Abstract

Abstract Background/Aims Giant cell arteritis (GCA) is the most common form of adult vasculitis with comorbidities including blindness. Early identification and initiation of treatment is therefore essential. The 2020 BSR guideline suggests specialist review within three days of suspected GCA. In Ipswich Hospital, there was previously no universal referral pathway for GCA. Patients were referred to the acute medicine, A&E, rheumatology or ophthalmology clinics. An audit in 2018 over 18 months highlighted a significant delay in specialist reviews. In 2021 we designed a rapid access referral pathway for direct specialist review (protected one-stop slots in rheumatology or ophthalmology), including the use of a dedicated score for assessing the risk for GCA (GCAPS) and vascular ultrasonography in specialist clinics. Our aims for this quality improvement project were to: 1) Audit referral times for suspected GCA patients 2) Optimise the percentage of suspected GCA cases receiving a confirmatory test, notably ultrasound or temporary artery biopsy. Methods We audited the new GCA referrals from January 2022 to June 2023, and compared to the 2018 data. Data were retrospectively collected from electronic health records.
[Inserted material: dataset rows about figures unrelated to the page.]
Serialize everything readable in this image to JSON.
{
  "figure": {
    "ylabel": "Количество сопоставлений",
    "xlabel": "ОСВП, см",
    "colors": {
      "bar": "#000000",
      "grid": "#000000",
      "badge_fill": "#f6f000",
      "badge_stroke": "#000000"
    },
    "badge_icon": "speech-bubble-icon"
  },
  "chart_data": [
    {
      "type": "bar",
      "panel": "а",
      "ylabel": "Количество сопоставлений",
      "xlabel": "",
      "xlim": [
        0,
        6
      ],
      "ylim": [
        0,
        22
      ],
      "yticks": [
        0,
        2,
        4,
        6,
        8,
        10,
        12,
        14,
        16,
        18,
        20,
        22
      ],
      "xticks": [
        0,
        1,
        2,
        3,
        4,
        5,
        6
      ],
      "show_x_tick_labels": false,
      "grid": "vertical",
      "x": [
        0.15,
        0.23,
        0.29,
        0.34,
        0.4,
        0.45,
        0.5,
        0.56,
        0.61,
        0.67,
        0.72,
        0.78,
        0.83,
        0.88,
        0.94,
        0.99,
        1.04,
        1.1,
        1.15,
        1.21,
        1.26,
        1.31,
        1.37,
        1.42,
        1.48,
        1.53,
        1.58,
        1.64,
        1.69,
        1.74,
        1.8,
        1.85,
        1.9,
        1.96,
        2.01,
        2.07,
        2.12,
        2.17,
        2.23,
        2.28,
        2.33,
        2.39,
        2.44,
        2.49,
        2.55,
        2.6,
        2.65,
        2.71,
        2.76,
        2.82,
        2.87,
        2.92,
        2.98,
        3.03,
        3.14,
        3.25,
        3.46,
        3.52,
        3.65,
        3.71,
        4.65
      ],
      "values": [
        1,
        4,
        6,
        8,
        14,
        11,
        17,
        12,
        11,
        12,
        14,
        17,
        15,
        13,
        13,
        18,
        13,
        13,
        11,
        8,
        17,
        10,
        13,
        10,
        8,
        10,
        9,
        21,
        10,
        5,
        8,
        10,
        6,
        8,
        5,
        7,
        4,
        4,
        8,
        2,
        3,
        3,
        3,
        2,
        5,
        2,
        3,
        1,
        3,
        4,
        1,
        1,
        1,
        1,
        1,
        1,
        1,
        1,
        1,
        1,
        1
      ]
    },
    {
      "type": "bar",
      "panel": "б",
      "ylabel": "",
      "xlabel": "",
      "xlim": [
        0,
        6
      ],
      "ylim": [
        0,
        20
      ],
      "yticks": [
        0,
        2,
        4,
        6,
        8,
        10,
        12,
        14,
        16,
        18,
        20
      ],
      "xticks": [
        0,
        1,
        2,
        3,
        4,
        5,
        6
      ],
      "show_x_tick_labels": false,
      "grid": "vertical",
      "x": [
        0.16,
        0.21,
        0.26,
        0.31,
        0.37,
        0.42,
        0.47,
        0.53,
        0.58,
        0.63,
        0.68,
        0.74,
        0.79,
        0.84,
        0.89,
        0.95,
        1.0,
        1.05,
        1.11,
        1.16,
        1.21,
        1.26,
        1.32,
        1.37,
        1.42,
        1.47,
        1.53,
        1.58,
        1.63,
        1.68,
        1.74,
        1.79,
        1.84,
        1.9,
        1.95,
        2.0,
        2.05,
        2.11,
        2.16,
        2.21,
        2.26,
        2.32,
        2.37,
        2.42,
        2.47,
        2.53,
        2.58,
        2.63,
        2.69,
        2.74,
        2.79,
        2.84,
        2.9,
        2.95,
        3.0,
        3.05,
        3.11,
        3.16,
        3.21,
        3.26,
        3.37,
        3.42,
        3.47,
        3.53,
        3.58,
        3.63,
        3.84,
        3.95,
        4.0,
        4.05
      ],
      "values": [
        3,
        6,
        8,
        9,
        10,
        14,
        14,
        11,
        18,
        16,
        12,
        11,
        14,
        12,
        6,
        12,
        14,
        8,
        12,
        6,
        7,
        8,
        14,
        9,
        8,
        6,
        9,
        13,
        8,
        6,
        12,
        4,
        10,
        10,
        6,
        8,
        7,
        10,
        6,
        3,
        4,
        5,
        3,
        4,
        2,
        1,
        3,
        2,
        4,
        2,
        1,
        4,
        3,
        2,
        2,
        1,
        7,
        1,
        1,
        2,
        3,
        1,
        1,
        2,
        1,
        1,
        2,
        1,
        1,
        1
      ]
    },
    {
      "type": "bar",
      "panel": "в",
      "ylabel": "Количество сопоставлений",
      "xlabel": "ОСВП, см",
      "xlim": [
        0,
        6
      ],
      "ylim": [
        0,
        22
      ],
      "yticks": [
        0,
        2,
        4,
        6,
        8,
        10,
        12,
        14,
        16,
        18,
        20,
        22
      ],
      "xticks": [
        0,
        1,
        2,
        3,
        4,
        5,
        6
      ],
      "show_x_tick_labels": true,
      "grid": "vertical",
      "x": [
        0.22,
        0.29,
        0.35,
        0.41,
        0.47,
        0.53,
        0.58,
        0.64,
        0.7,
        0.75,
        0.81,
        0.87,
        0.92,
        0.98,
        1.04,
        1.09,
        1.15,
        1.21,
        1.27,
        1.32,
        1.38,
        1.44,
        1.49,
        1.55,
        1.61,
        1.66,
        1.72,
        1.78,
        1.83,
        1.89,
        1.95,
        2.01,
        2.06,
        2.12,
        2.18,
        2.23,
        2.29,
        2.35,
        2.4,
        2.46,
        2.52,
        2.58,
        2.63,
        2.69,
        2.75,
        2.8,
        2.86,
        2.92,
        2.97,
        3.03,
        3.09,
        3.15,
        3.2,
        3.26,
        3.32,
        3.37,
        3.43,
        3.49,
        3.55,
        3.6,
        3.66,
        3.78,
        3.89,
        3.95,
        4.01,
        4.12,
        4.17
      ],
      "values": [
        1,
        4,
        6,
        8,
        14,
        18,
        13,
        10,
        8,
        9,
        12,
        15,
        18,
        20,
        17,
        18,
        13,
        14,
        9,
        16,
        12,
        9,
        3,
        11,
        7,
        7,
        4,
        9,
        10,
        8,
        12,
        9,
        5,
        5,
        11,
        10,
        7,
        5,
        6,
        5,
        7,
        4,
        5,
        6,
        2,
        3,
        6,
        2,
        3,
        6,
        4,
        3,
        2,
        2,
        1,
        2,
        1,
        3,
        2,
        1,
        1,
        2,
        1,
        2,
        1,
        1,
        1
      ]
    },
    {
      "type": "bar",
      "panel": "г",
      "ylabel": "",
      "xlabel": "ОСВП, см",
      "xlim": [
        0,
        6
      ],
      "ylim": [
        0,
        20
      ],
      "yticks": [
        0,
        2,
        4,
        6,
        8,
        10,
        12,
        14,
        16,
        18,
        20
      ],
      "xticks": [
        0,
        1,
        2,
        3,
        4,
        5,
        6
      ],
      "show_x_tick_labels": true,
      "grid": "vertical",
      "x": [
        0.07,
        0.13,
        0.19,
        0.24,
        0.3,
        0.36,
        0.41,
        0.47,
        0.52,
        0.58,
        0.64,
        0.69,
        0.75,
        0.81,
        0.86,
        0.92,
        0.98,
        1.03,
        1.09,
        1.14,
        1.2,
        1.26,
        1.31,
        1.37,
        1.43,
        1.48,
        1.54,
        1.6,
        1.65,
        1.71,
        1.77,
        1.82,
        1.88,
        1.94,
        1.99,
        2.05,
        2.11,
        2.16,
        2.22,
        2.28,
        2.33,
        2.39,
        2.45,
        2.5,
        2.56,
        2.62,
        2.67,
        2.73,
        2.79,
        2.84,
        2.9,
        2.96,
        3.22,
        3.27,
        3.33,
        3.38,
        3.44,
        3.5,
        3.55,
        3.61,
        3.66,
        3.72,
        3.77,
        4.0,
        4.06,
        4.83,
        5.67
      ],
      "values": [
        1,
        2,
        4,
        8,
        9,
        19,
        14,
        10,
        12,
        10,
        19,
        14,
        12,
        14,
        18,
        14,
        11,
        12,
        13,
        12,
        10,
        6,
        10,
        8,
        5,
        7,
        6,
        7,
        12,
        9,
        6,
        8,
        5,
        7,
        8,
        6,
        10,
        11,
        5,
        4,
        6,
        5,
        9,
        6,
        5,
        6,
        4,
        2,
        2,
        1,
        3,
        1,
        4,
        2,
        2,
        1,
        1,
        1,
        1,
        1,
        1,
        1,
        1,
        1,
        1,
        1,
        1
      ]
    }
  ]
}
Results 44 patients were included (women=29, mean age=68). In 2023, 89% of patients were seen within three days, compared to 47% previously. In 2023, patients were reviewed within a median of two days by a specialist compared to 19 in 2018. Finally, 100% of our patients received a diagnostic test, compared to 79% previously (table 1). A total of 34% of new referrals were diagnosed as GCA. 40 patients had an ultrasound which was positive in 27%, equivocal in 25% and negative in 48%. For the remaining four patients, GCA was excluded without imaging tests/biopsy. 17 patients had biopsy, with 24% being positive for GCA. 52% of referred cases had high GCAPs score and 32% normal inflammatory markers. Conclusion Our fast-track referral pathway facilitated an earlier review for our patients. These results indicate the enhanced safety afforded for suspected GCA patients via a dedicated Fast Track GCA assessment clinic with access to ultrasonography. This also led to a significant reduction in the number of temporal artery biopsies required. Disclosure D. Ioannidis: None. S. Premraj: None. E. Ntatsaki: None.